Lingo

Makom Community Lingo

As part of our unique pedagogy of Jewish Placemaking, we have some unique to Makom learning experiences. This page takes a deep dive to help you navigate what we do at Makom and how we create community with your kiddo and your family.

Kvutzot at Makom Community

We intentionally call each class a kvutzah, which means group. We do not call them classes because Makom Community is different from school! Learning is tailored within each kvutzah for the developmental stage of those learners, and each kvutzah includes a couple grades. We also provide lots of opportunities for learners to spend time with kids in other age groups. Each kvutzah is the Hebrew word for a part of a tree, since we’re all so busy growing at Makom Community.

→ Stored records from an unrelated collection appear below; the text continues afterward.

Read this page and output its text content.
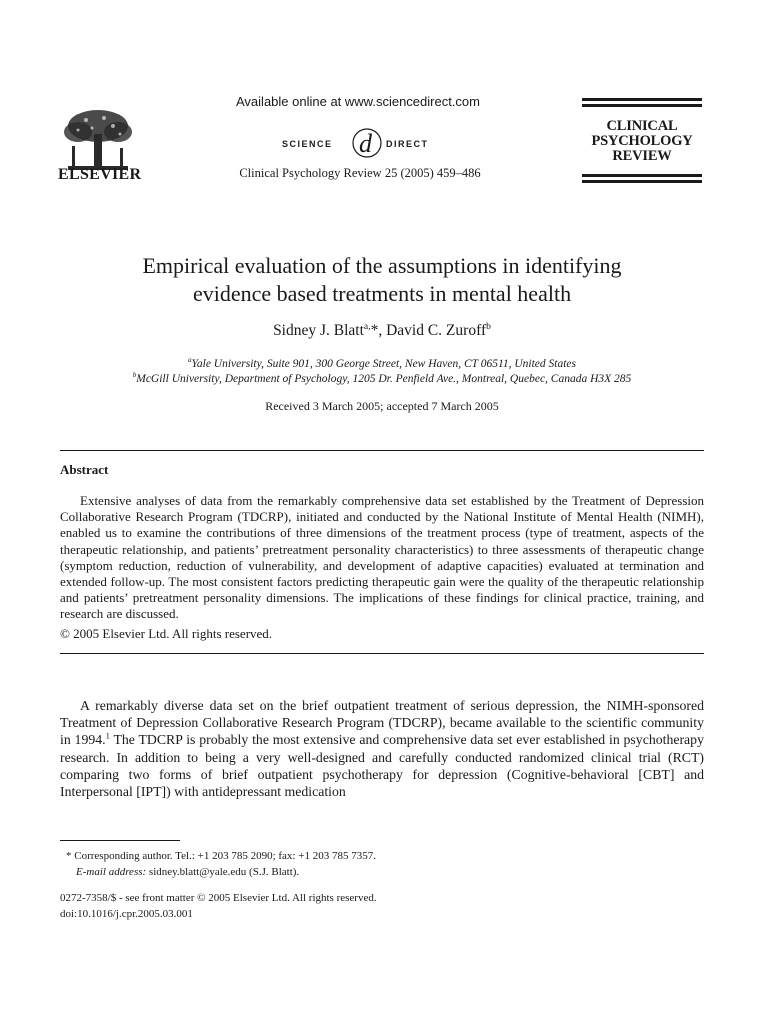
ELSEVIER
Available online at www.sciencedirect.com
SCIENCE d DIRECT
Clinical Psychology Review 25 (2005) 459–486
CLINICAL
PSYCHOLOGY
REVIEW
Empirical evaluation of the assumptions in identifying
evidence based treatments in mental health
Sidney J. Blatt$^{a,}$*, David C. Zuroff$^b$
$^a$Yale University, Suite 901, 300 George Street, New Haven, CT 06511, United States
$^b$McGill University, Department of Psychology, 1205 Dr. Penfield Ave., Montreal, Quebec, Canada H3X 285
Received 3 March 2005; accepted 7 March 2005
Abstract

Extensive analyses of data from the remarkably comprehensive data set established by the Treatment of Depression Collaborative Research Program (TDCRP), initiated and conducted by the National Institute of Mental Health (NIMH), enabled us to examine the contributions of three dimensions of the treatment process (type of treatment, aspects of the therapeutic relationship, and patients’ pretreatment personality characteristics) to three assessments of therapeutic change (symptom reduction, reduction of vulnerability, and development of adaptive capacities) evaluated at termination and extended follow-up. The most consistent factors predicting therapeutic gain were the quality of the therapeutic relationship and patients’ pretreatment personality dimensions. The implications of these findings for clinical practice, training, and research are discussed.

© 2005 Elsevier Ltd. All rights reserved.

A remarkably diverse data set on the brief outpatient treatment of serious depression, the NIMH-sponsored Treatment of Depression Collaborative Research Program (TDCRP), became available to the scientific community in 1994.$^1$ The TDCRP is probably the most extensive and comprehensive data set ever established in psychotherapy research. In addition to being a very well-designed and carefully conducted randomized clinical trial (RCT) comparing two forms of brief outpatient psychotherapy for depression (Cognitive-behavioral [CBT] and Interpersonal [IPT]) with antidepressant medication

* Corresponding author. Tel.: +1 203 785 2090; fax: +1 203 785 7357.
E-mail address: sidney.blatt@yale.edu (S.J. Blatt).
0272-7358/$ - see front matter © 2005 Elsevier Ltd. All rights reserved.
doi:10.1016/j.cpr.2005.03.001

  • Garinim  (seeds) – kindergarten and first grade 
  • Shorashim (roots) – first and second grade 
  • Nitzanim (buds) – third and fourth grade 
  • Anafim (branches) – fifth through seventh grade and our BMitzvah cohort 

TEXTploration

Every learner at Makom Community explores ancient Jewish wisdom every day! We start with an opening activity to anchor the big ideas in the text in our lives. Then we engage in both discussion and activities that delve into the questions that emerge from the text. In this way, engaging with ancient Jewish wisdom helps us see who we are now, who each of us can become, and how we can show up for each other on that journey. Grades k-4 open their Makom day with 30 minutes of TEXTploration. Anafim opens their day with an hour of TEXTploration.

Tefilah: Prayer, Music, and Movement

Tefilah at Makom includes singing and moving with the music—jumping, dancing, and contextualizing the text of prayers through the use of gestures and sign language to provide deeper understanding. Many of the students volunteer to lead parts of the prayer service. Some kids sing along loudly, and others move their bodies to the prayers or get cozy.

Ivrit, Hebrew

Makom Community’s pedagogy, Jewish Placemaking, creates an immersive environment where Jewish texts, rituals, and customs are woven into our environment and how we interact with each other. Our priority in Hebrew learning is focused on decoding and building a vocabulary to access Jewish text and prayer.  Through play, discussion, the dissection of key words in text study, and the joyful, confidence-building Tefilah experience, we braid Hebrew learning into Makom learning everyday. Tefilah is rooted in communal connection and ancestral connection by singing as a means of engaging with ancient liturgy and developing mindfulness. Kids have a strong sense of ownership of their Jewish environment and build a sense of ownership around the prayers, vying for a turn to lead elements of Tefilah. Learners begin to learn the Aleph Bet in Garinim and are reading Hebrew and mastering prayers in master the aleph-bet in Shorashim and full Hebrew prayers in Nitzanim and Anafim. 

Tefilah Mastery

Mastering a Tefilah is a process that learners go through at their own pace. A learner has mastered a Tefilah after a mastery check with a Makom educator where they show that they can read, lead, and make personal meaning out of a prayer. We love to celebrate individual students and groups of students as they continue mastering more and more of our Shabbat Tefilah.

Shulchanot Avodah – Project Centers

At Shulchanot Avodah (project centers), our Garinim and Shorashim learners choose how they’d like to play with ideas from our  text or pursue their Hebrew learning. Each project has a different modality, so all learners have a project that interests them! Educators circulate during this time, inviting learners to join them and inviting kids into reflection on their creations.

Project-Based Learning (PBL)

In Nitzanim our students are immersed in PBL. They work towards answering a driving question that results in authentic project creation. Through PBL, student inquiry, voice and choice, and reflection come together in a model that then invites families in to carry the learning from Makom to their homes.

Rosh Pinah – Capstone Projects

These projects encourage the Anafim cohort to delve into Jewish history, culture, art, science, philosophy, ritual, ethics, cooking, and any other aspect of Jewish life they might be curious about. Each project begins with a teacher-led crash course, giving the cohort the basic information they need to research on their own. The students then choose something within that topic, creating individual or partnered projects. Each project is presented to the community and reflected upon within the cohort. In preparing for the BMitzvah ceremony, each student creates a final, individual Rosh Pinah project on the topic of their choice.

Family Learning Showcase

An opportunity for parents and grandparents to join us at Makom Community to see what our kids have been learning and engage with the question, “How might our family bring this learning home?”

Family Programming

An invitation to connect with your kids (or grandkids) over a Jewish holiday, meal, or other special time in the community.